An obvious example: Latinos have a disproportionate and alarming rate of drop-outs. We know because we count them. Armed with that knowledge we can focus our work on fixing that problem, especially since we know that Latinos are also the youngest and fastest growing group(!) in the country. It has immediate implications as well as ten or fifteen years down the road and beyond, affecting the economy and social security (and we know this because we’ve counted the baby-boomers and know they’ll be expecting their social Security checks in growing numbers).

The problem is that the Education Department scheme over counts on one end and under counts on the other – population is a zero-sum thing in that sense. If you add to one bin, you take away form another. Unless, as the US Census let’s us do, you can check off multiple boxes – after that its the head counter’s problem.

Here’s what’s important about all this. America is at a pivotal and defining moment in its history – it’s that serious. The questions regarding immigration and population that anger us into a fit are defining our society and our country (remember, our nation’s fathers designed a system that provided for an organic evolution, striving for perfection). The definitions of who we are frame that discussion.  We need to get it right.

[Photo by heathbrandon]

5 thoughts on “How Latinos Are Redefining America

  1. Pingback: How Latinos Are Redefining America | Texas Observer

  2. Actuallty, Latino is a race, Hispanic is a culture.
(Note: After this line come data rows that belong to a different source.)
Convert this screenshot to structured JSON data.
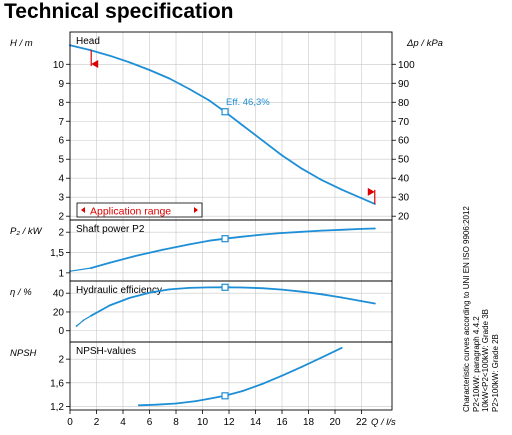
{
  "title": "Technical specification",
  "note": [
    "Characteristic curves according to UNI EN ISO 9906:2012",
    "P2<10kW: paragraph 4.4.2",
    "10kW<P2<100kW: Grade 3B",
    "P2>100kW: Grade 2B"
  ],
  "colors": {
    "curve": "#1e8fd6",
    "application_range": "#dd0000",
    "frame": "#000000",
    "grid": "#c8c8c8"
  },
  "chart_data": [
    {
      "type": "line",
      "name": "Head",
      "xlabel": "Q / l/s",
      "ylabel": "H / m",
      "y2label": "Δp / kPa",
      "x_ticks": [
        0,
        2,
        4,
        6,
        8,
        10,
        12,
        14,
        16,
        18,
        20,
        22
      ],
      "y_ticks": [
        2,
        3,
        4,
        5,
        6,
        7,
        8,
        9,
        10
      ],
      "y2_ticks": [
        20,
        30,
        40,
        50,
        60,
        70,
        80,
        90,
        100
      ],
      "xlim": [
        0,
        24.3
      ],
      "ylim": [
        1.8,
        11.7
      ],
      "y2lim": [
        18,
        117
      ],
      "grid": true,
      "series": [
        {
          "x": [
            0,
            1.5,
            3,
            4.5,
            6,
            7.5,
            9,
            10.5,
            11.7,
            13,
            14.5,
            16,
            17.5,
            19,
            20.5,
            22,
            23.0
          ],
          "y": [
            11.0,
            10.75,
            10.45,
            10.1,
            9.7,
            9.25,
            8.7,
            8.1,
            7.5,
            6.8,
            6.0,
            5.2,
            4.5,
            3.9,
            3.4,
            2.95,
            2.65
          ]
        }
      ],
      "operating_point": {
        "x": 11.7,
        "y": 7.5,
        "label": "Eff. 46,3%"
      },
      "application_range": {
        "label": "Application range",
        "x_min": 1.6,
        "x_max": 23.0
      }
    },
    {
      "type": "line",
      "name": "Shaft power P2",
      "xlabel": "Q / l/s",
      "ylabel": "P₂ / kW",
      "y_ticks": [
        1,
        1.5,
        2
      ],
      "ylim": [
        0.8,
        2.3
      ],
      "grid": true,
      "series": [
        {
          "x": [
            1.6,
            3,
            5,
            7,
            9,
            10.5,
            11.7,
            13,
            14.5,
            16,
            17.5,
            19,
            20.5,
            22,
            23.0
          ],
          "y": [
            1.12,
            1.25,
            1.42,
            1.57,
            1.7,
            1.79,
            1.84,
            1.89,
            1.94,
            1.98,
            2.01,
            2.04,
            2.06,
            2.08,
            2.09
          ]
        },
        {
          "x": [
            0,
            1.6
          ],
          "y": [
            1.04,
            1.12
          ],
          "style": "extrapolated"
        }
      ],
      "operating_point": {
        "x": 11.7,
        "y": 1.84
      }
    },
    {
      "type": "line",
      "name": "Hydraulic efficiency",
      "xlabel": "Q / l/s",
      "ylabel": "η / %",
      "y_ticks": [
        0,
        20,
        40
      ],
      "ylim": [
        -12,
        53
      ],
      "grid": true,
      "series": [
        {
          "x": [
            1.6,
            3,
            4.5,
            6,
            7.5,
            9,
            10.5,
            11.7,
            13,
            14.5,
            16,
            17.5,
            19,
            20.5,
            22,
            23.0
          ],
          "y": [
            16,
            27,
            35,
            40.5,
            44,
            45.7,
            46.2,
            46.3,
            46.1,
            45.3,
            43.8,
            41.6,
            38.8,
            35.4,
            31.6,
            29
          ]
        },
        {
          "x": [
            0.5,
            1.0,
            1.6
          ],
          "y": [
            5,
            11,
            16
          ],
          "style": "extrapolated"
        }
      ],
      "operating_point": {
        "x": 11.7,
        "y": 46.3
      }
    },
    {
      "type": "line",
      "name": "NPSH-values",
      "xlabel": "Q / l/s",
      "ylabel": "NPSH",
      "y_ticks": [
        1.2,
        1.6,
        2
      ],
      "ylim": [
        1.14,
        2.29
      ],
      "grid": true,
      "series": [
        {
          "x": [
            5.2,
            6.5,
            8,
            9.5,
            10.5,
            11.7,
            13,
            14.5,
            16,
            17.5,
            19,
            20.5
          ],
          "y": [
            1.22,
            1.23,
            1.25,
            1.29,
            1.33,
            1.38,
            1.46,
            1.58,
            1.72,
            1.87,
            2.03,
            2.19
          ]
        }
      ],
      "operating_point": {
        "x": 11.7,
        "y": 1.38
      }
    }
  ]
}
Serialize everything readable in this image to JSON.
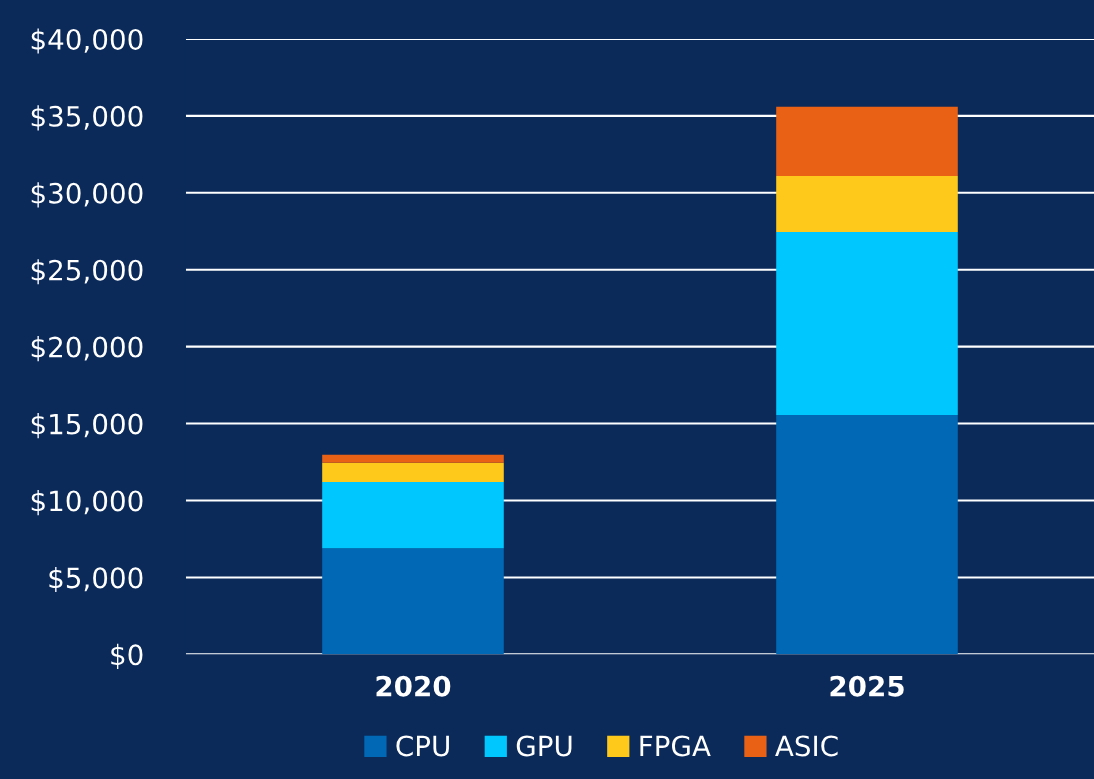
{
  "chart_data": {
    "type": "bar",
    "stacked": true,
    "categories": [
      "2020",
      "2025"
    ],
    "series": [
      {
        "name": "CPU",
        "color": "#0068b5",
        "values": [
          6900,
          15550
        ]
      },
      {
        "name": "GPU",
        "color": "#00c7fd",
        "values": [
          4300,
          11900
        ]
      },
      {
        "name": "FPGA",
        "color": "#fec91b",
        "values": [
          1250,
          3650
        ]
      },
      {
        "name": "ASIC",
        "color": "#e96115",
        "values": [
          530,
          4500
        ]
      }
    ],
    "ylim": [
      0,
      40000
    ],
    "yticks": [
      {
        "value": 0,
        "label": "$0"
      },
      {
        "value": 5000,
        "label": "$5,000"
      },
      {
        "value": 10000,
        "label": "$10,000"
      },
      {
        "value": 15000,
        "label": "$15,000"
      },
      {
        "value": 20000,
        "label": "$20,000"
      },
      {
        "value": 25000,
        "label": "$25,000"
      },
      {
        "value": 30000,
        "label": "$30,000"
      },
      {
        "value": 35000,
        "label": "$35,000"
      },
      {
        "value": 40000,
        "label": "$40,000"
      }
    ],
    "grid": "y",
    "legend": "bottom"
  }
}
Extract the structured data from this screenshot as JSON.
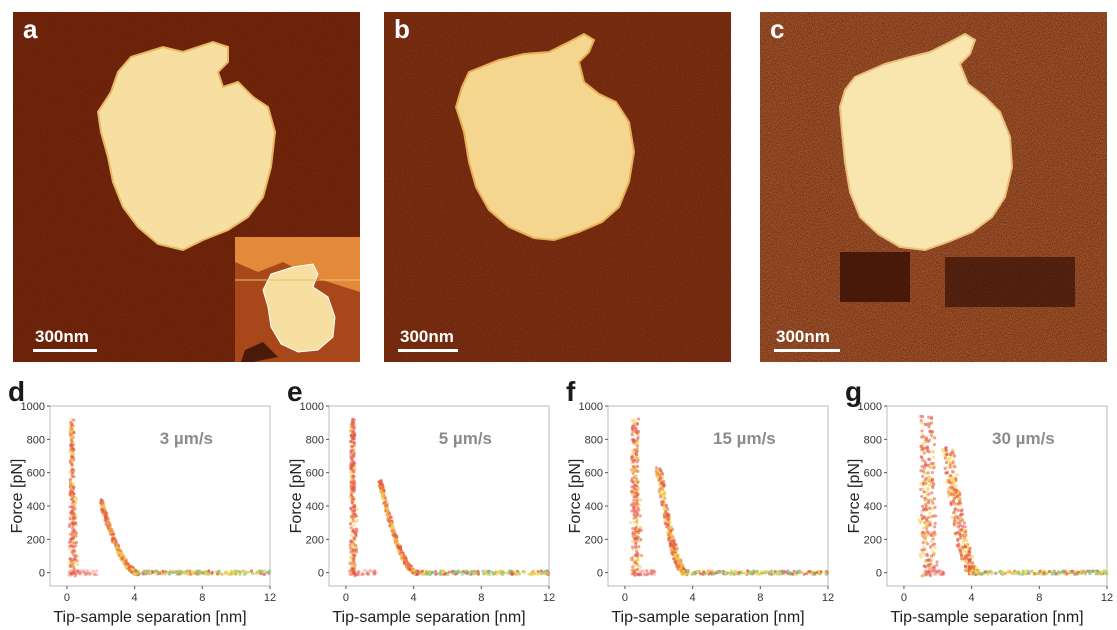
{
  "images": [
    {
      "label": "a",
      "scale_bar": "300nm",
      "has_inset": true
    },
    {
      "label": "b",
      "scale_bar": "300nm",
      "has_inset": false
    },
    {
      "label": "c",
      "scale_bar": "300nm",
      "has_inset": false
    }
  ],
  "colors": {
    "afm_background": "#5a1604",
    "flake": "#f6dfa0",
    "curve_red": "#e8544a",
    "curve_yellow": "#f2d04a",
    "curve_green": "#8cc88a"
  },
  "chart_data": [
    {
      "type": "scatter",
      "panel": "d",
      "speed_label": "3 µm/s",
      "xlabel": "Tip-sample separation [nm]",
      "ylabel": "Force [pN]",
      "xlim": [
        -1,
        12
      ],
      "ylim": [
        -80,
        1000
      ],
      "x_ticks": [
        "0",
        "4",
        "8",
        "12"
      ],
      "y_ticks": [
        "0",
        "200",
        "400",
        "600",
        "800",
        "1000"
      ],
      "features": {
        "indent_peak_x": 0.3,
        "indent_peak_force": 920,
        "jump_x": 2.0,
        "jump_force": 430,
        "baseline_start_x": 4.2
      }
    },
    {
      "type": "scatter",
      "panel": "e",
      "speed_label": "5 µm/s",
      "xlabel": "Tip-sample separation [nm]",
      "ylabel": "Force [pN]",
      "xlim": [
        -1,
        12
      ],
      "ylim": [
        -80,
        1000
      ],
      "x_ticks": [
        "0",
        "4",
        "8",
        "12"
      ],
      "y_ticks": [
        "0",
        "200",
        "400",
        "600",
        "800",
        "1000"
      ],
      "features": {
        "indent_peak_x": 0.4,
        "indent_peak_force": 920,
        "jump_x": 2.0,
        "jump_force": 560,
        "baseline_start_x": 4.2
      }
    },
    {
      "type": "scatter",
      "panel": "f",
      "speed_label": "15 µm/s",
      "xlabel": "Tip-sample separation [nm]",
      "ylabel": "Force [pN]",
      "xlim": [
        -1,
        12
      ],
      "ylim": [
        -80,
        1000
      ],
      "x_ticks": [
        "0",
        "4",
        "8",
        "12"
      ],
      "y_ticks": [
        "0",
        "200",
        "400",
        "600",
        "800",
        "1000"
      ],
      "features": {
        "indent_peak_x": 0.6,
        "indent_peak_force": 930,
        "jump_x": 2.0,
        "jump_force": 620,
        "baseline_start_x": 3.6
      }
    },
    {
      "type": "scatter",
      "panel": "g",
      "speed_label": "30 µm/s",
      "xlabel": "Tip-sample separation [nm]",
      "ylabel": "Force [pN]",
      "xlim": [
        -1,
        12
      ],
      "ylim": [
        -80,
        1000
      ],
      "x_ticks": [
        "0",
        "4",
        "8",
        "12"
      ],
      "y_ticks": [
        "0",
        "200",
        "400",
        "600",
        "800",
        "1000"
      ],
      "features": {
        "indent_peak_x": 1.4,
        "indent_peak_force": 950,
        "jump_x": 2.6,
        "jump_force": 750,
        "baseline_start_x": 4.2
      }
    }
  ]
}
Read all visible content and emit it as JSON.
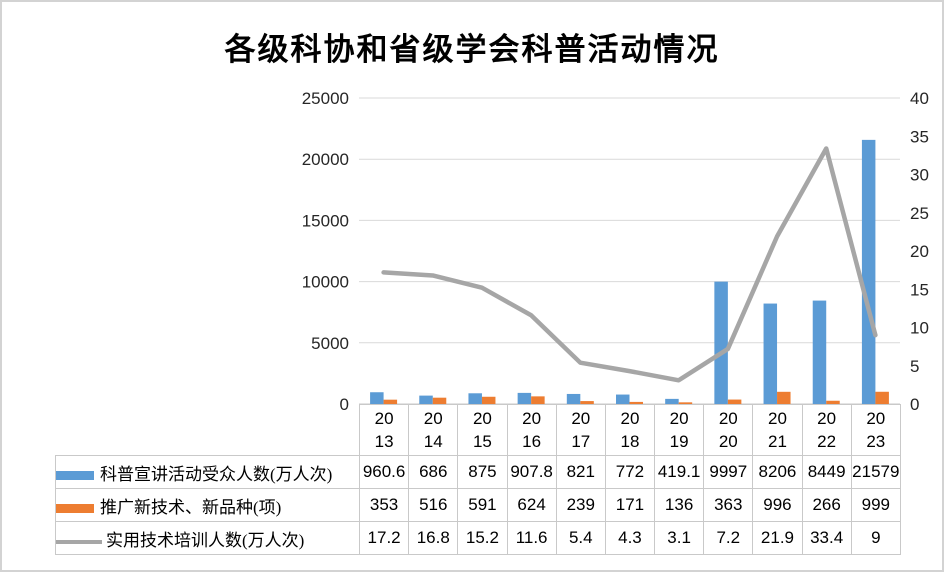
{
  "chart_data": {
    "type": "combo-bar-line",
    "title": "各级科协和省级学会科普活动情况",
    "categories": [
      "2013",
      "2014",
      "2015",
      "2016",
      "2017",
      "2018",
      "2019",
      "2020",
      "2021",
      "2022",
      "2023"
    ],
    "series": [
      {
        "key": "audience",
        "name": "科普宣讲活动受众人数(万人次)",
        "type": "bar",
        "axis": "left",
        "color": "#5B9BD5",
        "values": [
          960.6,
          686,
          875,
          907.8,
          821,
          772,
          419.1,
          9997,
          8206,
          8449,
          21579
        ]
      },
      {
        "key": "new-tech",
        "name": "推广新技术、新品种(项)",
        "type": "bar",
        "axis": "left",
        "color": "#ED7D31",
        "values": [
          353,
          516,
          591,
          624,
          239,
          171,
          136,
          363,
          996,
          266,
          999
        ]
      },
      {
        "key": "training",
        "name": "实用技术培训人数(万人次)",
        "type": "line",
        "axis": "right",
        "color": "#A6A6A6",
        "values": [
          17.2,
          16.8,
          15.2,
          11.6,
          5.4,
          4.3,
          3.1,
          7.2,
          21.9,
          33.4,
          9
        ]
      }
    ],
    "y_left": {
      "min": 0,
      "max": 25000,
      "step": 5000
    },
    "y_right": {
      "min": 0,
      "max": 40,
      "step": 5
    },
    "gridlines": true,
    "legend_position": "data-table-left",
    "colors": {
      "grid": "#D9D9D9",
      "axis_line": "#C9C9C9",
      "table_border": "#C9C9C9",
      "axis_text": "#262626",
      "frame_border": "#D3D3D3"
    }
  }
}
    Puerto-Rican is both a culture and a race.

    Some latinos consider themselves to be not Hispanic, but this is rare,
    as when some latinos are born in L.A. but no longer speak Spanish, well,
    they’re still latino, but not necessarily Hispanic.

    Latino’s come in various shades of brown, but it is still a race, or various races.

    Caucasian is also the name of a race.
    Caucasian is not a culture;

    Asian is a race.
    Black is a race. Etc., Etc., and so on.

    Stop saying that latino is not a race; THAT does not make any sense.

  3. There is no such thing as Latino culture in the US or any part of Latin America. Take it from a person who has traveled to every country from the US to Panama,–8 countries right? and spent three trips to Bolivia, Peru and once visit to Argentina. They are not the same.

    And the US knows this too because when one fills out the birth certificate of your US born child, the department of commerce separates Mexican Americans from Mexico born and from Centro and South America. The US does distingush though we might not think so.

    I was born a Mexican American before Latinos arrived and I will die a Mexican American born in the US.

    • Anyway, what does Mexican-American mean?

      Does that mean that you’re not as Mexican as regular Mexicans,
      and not as American as regular Americans, since you’ve tried to stir it all
      together. Does it mean that on some days that you fly the
      Mexican flag (much to the annoyance of your American neighbors) ?
      Does it mean that you try to mix English and Spanish together, like Spanglish.

      I don’t consider myself to be Mexican-American; I’m just brown, and
      often mistaken for “illegal”, even though I was born in L.A.
      I will strive to be just known as American, knowing that people will always
      tag me as “foreign” despite the fact that I only speak English.